Stable and Unstable Circular Strings in Inflationary Universes

TL;DR

This paper develops a formalism to analyze fluctuations of circular cosmic strings in various expanding universes, revealing conditions under which inflation stabilizes these strings by damping their fluctuations.

Contribution

It generalizes previous stability results for strings in de Sitter space to arbitrary FRW spacetimes and identifies inflationary regimes that suppress string fluctuations.

Findings

Fluctuations grow slower than the string radius in certain power law inflation cases.

Inflation tends to stabilize circular strings by damping fluctuations.

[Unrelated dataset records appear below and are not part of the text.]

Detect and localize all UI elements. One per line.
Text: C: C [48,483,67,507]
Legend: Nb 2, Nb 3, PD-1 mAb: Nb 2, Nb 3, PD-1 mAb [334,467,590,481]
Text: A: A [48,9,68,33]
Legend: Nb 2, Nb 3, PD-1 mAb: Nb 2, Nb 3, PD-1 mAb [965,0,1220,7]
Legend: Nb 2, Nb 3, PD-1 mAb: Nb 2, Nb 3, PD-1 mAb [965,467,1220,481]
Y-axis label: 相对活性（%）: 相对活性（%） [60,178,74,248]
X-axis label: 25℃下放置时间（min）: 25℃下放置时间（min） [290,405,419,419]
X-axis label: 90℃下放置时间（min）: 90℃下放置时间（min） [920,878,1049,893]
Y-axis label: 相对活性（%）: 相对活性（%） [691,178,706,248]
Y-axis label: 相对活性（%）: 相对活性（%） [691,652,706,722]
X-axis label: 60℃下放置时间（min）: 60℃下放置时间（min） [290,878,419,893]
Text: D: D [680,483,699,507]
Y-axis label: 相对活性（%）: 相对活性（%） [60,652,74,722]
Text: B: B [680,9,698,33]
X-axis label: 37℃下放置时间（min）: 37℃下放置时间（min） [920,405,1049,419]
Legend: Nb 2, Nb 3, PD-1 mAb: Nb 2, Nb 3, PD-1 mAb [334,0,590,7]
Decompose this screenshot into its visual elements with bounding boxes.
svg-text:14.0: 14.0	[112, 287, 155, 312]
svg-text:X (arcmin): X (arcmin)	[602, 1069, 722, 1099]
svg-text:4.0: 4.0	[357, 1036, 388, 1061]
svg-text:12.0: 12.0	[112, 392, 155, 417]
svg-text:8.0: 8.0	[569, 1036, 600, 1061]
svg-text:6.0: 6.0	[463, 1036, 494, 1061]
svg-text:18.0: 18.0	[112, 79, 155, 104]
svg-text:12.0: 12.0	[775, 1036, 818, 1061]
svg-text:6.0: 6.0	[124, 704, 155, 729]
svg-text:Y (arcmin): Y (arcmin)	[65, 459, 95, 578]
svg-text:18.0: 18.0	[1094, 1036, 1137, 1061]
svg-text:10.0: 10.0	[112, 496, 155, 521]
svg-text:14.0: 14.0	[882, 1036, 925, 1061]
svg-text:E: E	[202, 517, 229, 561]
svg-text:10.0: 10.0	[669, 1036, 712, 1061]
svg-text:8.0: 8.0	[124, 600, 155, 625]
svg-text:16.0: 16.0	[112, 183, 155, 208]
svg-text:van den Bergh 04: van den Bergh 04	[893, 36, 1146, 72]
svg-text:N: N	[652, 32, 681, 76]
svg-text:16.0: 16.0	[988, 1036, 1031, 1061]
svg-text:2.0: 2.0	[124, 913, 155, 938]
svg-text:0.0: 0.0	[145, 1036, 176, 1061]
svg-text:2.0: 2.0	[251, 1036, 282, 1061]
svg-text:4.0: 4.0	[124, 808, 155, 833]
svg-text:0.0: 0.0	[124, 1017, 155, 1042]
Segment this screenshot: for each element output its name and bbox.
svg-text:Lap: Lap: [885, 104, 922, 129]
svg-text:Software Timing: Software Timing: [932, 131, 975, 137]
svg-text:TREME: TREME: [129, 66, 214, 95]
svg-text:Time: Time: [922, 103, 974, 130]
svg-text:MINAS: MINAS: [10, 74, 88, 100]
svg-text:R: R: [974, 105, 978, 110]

Stability depends on the specific expansion dynamics of the universe.

Abstract

It was shown by Garriga and Vilenkin that the circular shape of nucleated cosmic strings, of zero loop-energy in de Sitter space, is stable in the sense that the ratio of the mean fluctuation amplitude to the loop radius is constant. This result can be generalized to all expanding strings (of non-zero loop-energy) in de Sitter space. In other curved spacetimes the situation, however, may be different. In this paper we develop a general formalism treating fluctuations around circular strings embedded in arbitrary spatially flat FRW spacetimes. As examples we consider Minkowski space, de Sitter space and power law expanding universes. In the special case of power law inflation we find that in certain cases the fluctuations grow much slower that the radius of the underlying unperturbed circular string. The inflation of the universe thus tends to wash out the fluctuations and to stabilize these strings.